The general circulation of the Earth's atmosphere and the global nature of the mean winds, in particular, has been an area of intense scientific scrutiny for centuries. Within the past few decades, satellite instruments have provided a new perspective on this topic with views of atmospheric motion over large areas of the globe not well sampled by more conventional techniques such as rawindsondes.

While geostationary satellites provide excellent coverage at low latitudes and polar orbiting instruments such as MODIS yield wind information near the poles, until recently, no single instrument routinely produces near-global, model independent, cloud-track winds. However, by utilizing multiple visible channel views and fast image matching algorithms to identify common features and determine the image disparities, the MISR instrument on NASA's Terra satellite has now collected 10 years of height-resolved, cloud-track winds using a single, consistent algorithm. The MISR cloud-track winds are reported on mesoscale domains of 70.4 km × 70.4 km and referenced to stereoscopically derived heights above the earth ellipsoid, which have a nominal vertical resolution of approximately 500 m. Importantly, the stereo height assignment and wind retrieval are largely insensitive to instrument calibration changes because the pattern matcher relies only on relative brightness values, rather than the absolute magnitude of the brightness.

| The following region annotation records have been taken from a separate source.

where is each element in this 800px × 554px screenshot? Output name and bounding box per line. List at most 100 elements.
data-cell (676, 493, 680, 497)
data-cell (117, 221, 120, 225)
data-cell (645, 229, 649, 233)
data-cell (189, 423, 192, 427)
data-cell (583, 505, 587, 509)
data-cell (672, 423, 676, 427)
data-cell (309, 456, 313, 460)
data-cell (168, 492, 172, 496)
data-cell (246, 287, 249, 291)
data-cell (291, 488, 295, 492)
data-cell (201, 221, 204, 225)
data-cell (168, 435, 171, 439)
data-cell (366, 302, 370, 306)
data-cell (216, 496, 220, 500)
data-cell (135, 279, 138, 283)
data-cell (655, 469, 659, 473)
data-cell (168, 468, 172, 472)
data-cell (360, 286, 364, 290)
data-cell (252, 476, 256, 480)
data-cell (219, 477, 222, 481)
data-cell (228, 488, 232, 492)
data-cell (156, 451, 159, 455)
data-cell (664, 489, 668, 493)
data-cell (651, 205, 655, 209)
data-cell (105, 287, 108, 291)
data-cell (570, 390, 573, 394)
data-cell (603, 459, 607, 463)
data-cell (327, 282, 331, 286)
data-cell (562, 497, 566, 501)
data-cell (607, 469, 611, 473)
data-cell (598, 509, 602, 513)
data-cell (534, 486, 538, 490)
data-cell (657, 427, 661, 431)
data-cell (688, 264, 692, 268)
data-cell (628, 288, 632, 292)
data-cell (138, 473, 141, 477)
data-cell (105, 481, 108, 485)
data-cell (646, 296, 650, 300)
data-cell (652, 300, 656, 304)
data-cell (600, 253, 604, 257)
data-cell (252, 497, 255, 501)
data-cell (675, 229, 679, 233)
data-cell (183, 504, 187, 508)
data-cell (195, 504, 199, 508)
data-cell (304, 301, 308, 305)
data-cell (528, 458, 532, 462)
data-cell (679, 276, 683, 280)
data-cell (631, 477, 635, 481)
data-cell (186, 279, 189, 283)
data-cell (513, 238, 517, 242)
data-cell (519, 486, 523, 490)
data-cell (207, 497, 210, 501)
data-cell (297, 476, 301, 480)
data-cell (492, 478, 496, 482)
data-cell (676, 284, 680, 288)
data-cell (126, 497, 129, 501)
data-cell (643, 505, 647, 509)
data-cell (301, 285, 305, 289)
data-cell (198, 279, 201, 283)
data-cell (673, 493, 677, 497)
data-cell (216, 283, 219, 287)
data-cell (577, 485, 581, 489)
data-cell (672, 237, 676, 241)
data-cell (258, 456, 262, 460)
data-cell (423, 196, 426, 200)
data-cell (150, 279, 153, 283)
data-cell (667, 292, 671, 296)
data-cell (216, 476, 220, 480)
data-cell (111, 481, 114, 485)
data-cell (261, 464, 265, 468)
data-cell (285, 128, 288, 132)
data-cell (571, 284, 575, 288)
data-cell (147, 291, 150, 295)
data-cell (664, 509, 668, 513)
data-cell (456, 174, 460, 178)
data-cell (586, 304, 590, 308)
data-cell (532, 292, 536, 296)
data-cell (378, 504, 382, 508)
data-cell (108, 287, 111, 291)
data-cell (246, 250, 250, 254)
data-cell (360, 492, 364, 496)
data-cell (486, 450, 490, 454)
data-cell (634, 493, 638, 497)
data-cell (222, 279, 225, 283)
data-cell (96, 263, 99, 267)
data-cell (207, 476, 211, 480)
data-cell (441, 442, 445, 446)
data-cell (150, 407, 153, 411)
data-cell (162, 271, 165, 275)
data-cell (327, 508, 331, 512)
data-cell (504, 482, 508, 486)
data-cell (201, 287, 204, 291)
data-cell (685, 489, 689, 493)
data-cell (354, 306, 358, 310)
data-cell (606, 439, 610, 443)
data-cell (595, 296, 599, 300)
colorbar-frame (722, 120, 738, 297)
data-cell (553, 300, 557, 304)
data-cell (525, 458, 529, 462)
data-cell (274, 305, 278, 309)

Comparisons with other wind datasets suggest that the MISR cloud-track vector winds are of comparable quality to the geostationary cloud drift winds and scatterometer winds routinely assimilated into global forecast models, but the MISR winds extend from nearly pole-to-pole and provide height resolution not available from these other sensors. Because the global winds are driven primarily by the global (im)balance of heating, monitoring variations in the winds over 10 years promises to yield important insights into the processes related to the hydrologic cycle and transport of heat and water vapor. We will describe the MISR cloud-track wind product and 10-year dataset and show the influence of large-scale phenomena such as the Madden-Julian Oscillation (MJO) and the El Niņo Southern Oscillation (ENSO) on the winds observed by MISR.